Так же беспомощен он был, по-видимому, и в своей семейной жизни. Свою драму он в значительной мере создал сам. Трогательно его отношение к жене, проникнутое духом кротости, любви, смирения. Но вдруг и здесь — как часто в других делах и мыслях Толстого, — неожиданно проскальзывает нечто совсем иное, нечто страшное, почти жестокое. Уйдя из Ясной Поляны, он пишет Александре Львовне о ее матери: «Очень надеюсь на доброе влияние Тани и Сережи. Главное, чтобы они поняли и постарались внушить ей, что мне с этим подглядыванием, подслушиванием, вечными укоризнами, распоряжением мною, как вздумается, вечным контролем, напускной ненавистью к самому близкому и нужному мне человеку, с этой явной ненавистью ко мне и притворством любви, что такая жизнь мне не приятна, а прямо невозможна, что если кому-нибудь топиться, то уж никак не ей, а мне, что я желаю одного — свободы от нее, от этой лжи, притворства и злобы, которой проникнуто все ее существо».
При их жизни в стеклянном доме, он никак не мог рассчитывать, что его письмо не станет известным миру. Написал ли он сгоряча это ужасное свидетельство о женщине, с которой прожил 48 лет? Или, может быть, прорвался в нем, подтолкнул его руку тот демон, который всю жизнь мучил Толстого?
Национальных антипатий у него не было. В этом он сходится с Пушкиным, с Тургеневым, с Герценом, со всей той частью большой русской литературы, которая о «всечеловечности» распространялась неохотно. На старости лет он замечал, что старается особенно мягко и лестно говорить с русскими инородцами и писать о них, чтобы искупить грехи молодости, — впрочем, совершенно незначительные.
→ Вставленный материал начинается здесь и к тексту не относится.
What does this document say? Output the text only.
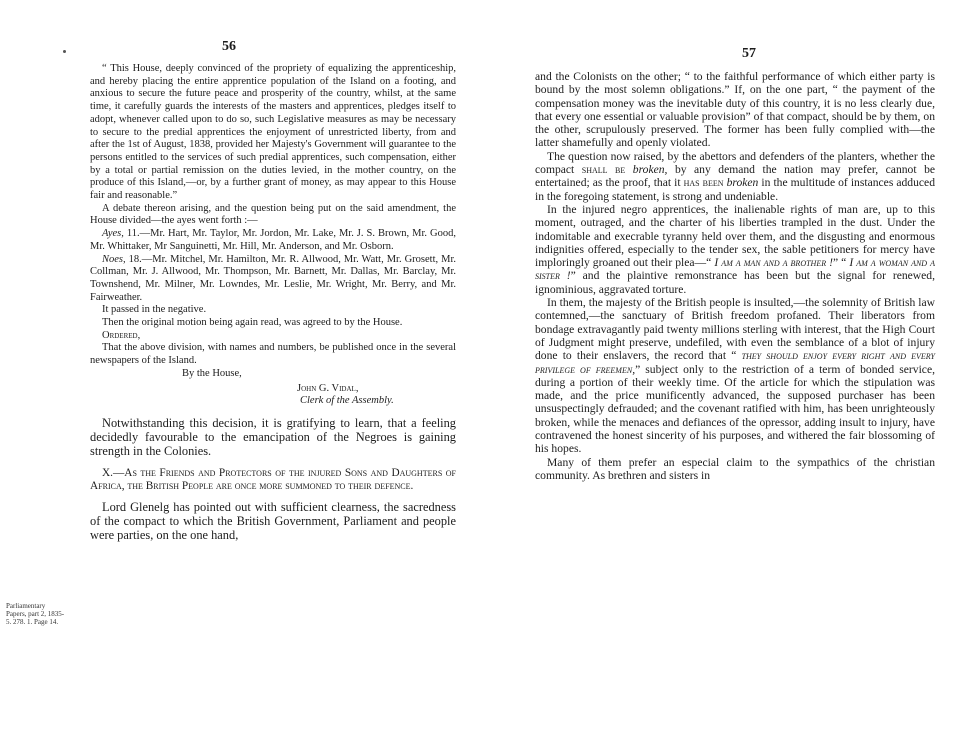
56
Parliamentary Papers, part 2, 1835-5. 278. 1. Page 14.

“ This House, deeply convinced of the propriety of equalizing the apprenticeship, and hereby placing the entire apprentice population of the Island on a footing, and anxious to secure the future peace and prosperity of the country, whilst, at the same time, it carefully guards the interests of the masters and apprentices, pledges itself to adopt, whenever called upon to do so, such Legislative measures as may be necessary to secure to the predial apprentices the enjoyment of unrestricted liberty, from and after the 1st of August, 1838, provided her Majesty's Government will guarantee to the persons entitled to the services of such predial apprentices, such compensation, either by a total or partial remission on the duties levied, in the mother country, on the produce of this Island,—or, by a further grant of money, as may appear to this House fair and reasonable.”

A debate thereon arising, and the question being put on the said amendment, the House divided—the ayes went forth :—

Ayes, 11.—Mr. Hart, Mr. Taylor, Mr. Jordon, Mr. Lake, Mr. J. S. Brown, Mr. Good, Mr. Whittaker, Mr Sanguinetti, Mr. Hill, Mr. Anderson, and Mr. Osborn.

Noes, 18.—Mr. Mitchel, Mr. Hamilton, Mr. R. Allwood, Mr. Watt, Mr. Grosett, Mr. Collman, Mr. J. Allwood, Mr. Thompson, Mr. Barnett, Mr. Dallas, Mr. Barclay, Mr. Townshend, Mr. Milner, Mr. Lowndes, Mr. Leslie, Mr. Wright, Mr. Berry, and Mr. Fairweather.

It passed in the negative.

Then the original motion being again read, was agreed to by the House.

Ordered,

That the above division, with names and numbers, be published once in the several newspapers of the Island.

By the House,

John G. Vidal,

Clerk of the Assembly.

Notwithstanding this decision, it is gratifying to learn, that a feeling decidedly favourable to the emancipation of the Negroes is gaining strength in the Colonies.

X.—As the Friends and Protectors of the injured Sons and Daughters of Africa, the British People are once more summoned to their defence.

Lord Glenelg has pointed out with sufficient clearness, the sacredness of the compact to which the British Government, Parliament and people were parties, on the one hand,

57

and the Colonists on the other; “ to the faithful performance of which either party is bound by the most solemn obligations.” If, on the one part, “ the payment of the compensation money was the inevitable duty of this country, it is no less clearly due, that every one essential or valuable provision” of that compact, should be by them, on the other, scrupulously preserved. The former has been fully complied with—the latter shamefully and openly violated.

The question now raised, by the abettors and defenders of the planters, whether the compact shall be broken, by any demand the nation may prefer, cannot be entertained; as the proof, that it has been broken in the multitude of instances adduced in the foregoing statement, is strong and undeniable.

In the injured negro apprentices, the inalienable rights of man are, up to this moment, outraged, and the charter of his liberties trampled in the dust. Under the indomitable and execrable tyranny held over them, and the disgusting and enormous indignities offered, especially to the tender sex, the sable petitioners for mercy have imploringly groaned out their plea—“ I am a man and a brother !” “ I am a woman and a sister !” and the plaintive remonstrance has been but the signal for renewed, ignominious, aggravated torture.

In them, the majesty of the British people is insulted,—the solemnity of British law contemned,—the sanctuary of British freedom profaned. Their liberators from bondage extravagantly paid twenty millions sterling with interest, that the High Court of Judgment might preserve, undefiled, with even the semblance of a blot of injury done to their enslavers, the record that “ they should enjoy every right and every privilege of freemen,” subject only to the restriction of a term of bonded service, during a portion of their weekly time. Of the article for which the stipulation was made, and the price munificently advanced, the supposed purchaser has been unsuspectingly defrauded; and the covenant ratified with him, has been unrighteously broken, while the menaces and defiances of the opressor, adding insult to injury, have contravened the honest sincerity of his purposes, and withered the fair blossoming of his hopes.

Many of them prefer an especial claim to the sympathics of the christian community. As brethren and sisters in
«Классовые» симпатии и антипатии у него были. Он кровной любовью Любил высшую «настоящую» аристократию, к которой принадлежал по рождению «на все сто процентов» (мать княгиня Волконская, бабки княгиня Горчакова и княгиня Трубецкая, прабабка княгиня Щетинина и т. д.). Еще больше — и кровной, и рассудочной любовью — он любил мужиков. Не любил Толстой средние классы — среднее дворянство, чиновников, купцов, в особенности Купцов либеральных. Нерасположение шестнадцатилетнего Николеньки Иртенева к людям, плохо говорящим по-французски, кажется, осталось у Льва Николаевича до конца его дней.
В «Воскресений» извозчик-философ говорит Нехлюдову: «Купцы все к рукам прибрали. У них не откупишь, сами работают. У нас француз владеет, у прежнего барина купил... Дюфар — француз, может, слыхали. Он в большом театре на ахтерах парики делает, дело хорошее, ну и нажился. У нашей барышни купил все имение. Теперь он нами владеет... Как хочет, так и ездит на нас. Спасибо, сам человек хороший. Только жена у него, из русских, такая-то собака, что не приведи Бог. Грабит народ. Беда...»
Разумеется, в том, что человек, нажившийся на актерских париках, мог прибрать к рукам мужиков, для Толстого, «гак солнце в малой капле воды», отражалось все приводившее его в ярость в пору «Воскресения». Но и здесь Лев Николаевич немедленно постарался «перенести ударение с национального на социальное»: француз Дюфар, спасибо, хороший человек, настоящая собака жена его — «из русских». Это заботливое упоминание, вероятно, тоже должно отнести к «вытравлению в себе патриотического предрассудка».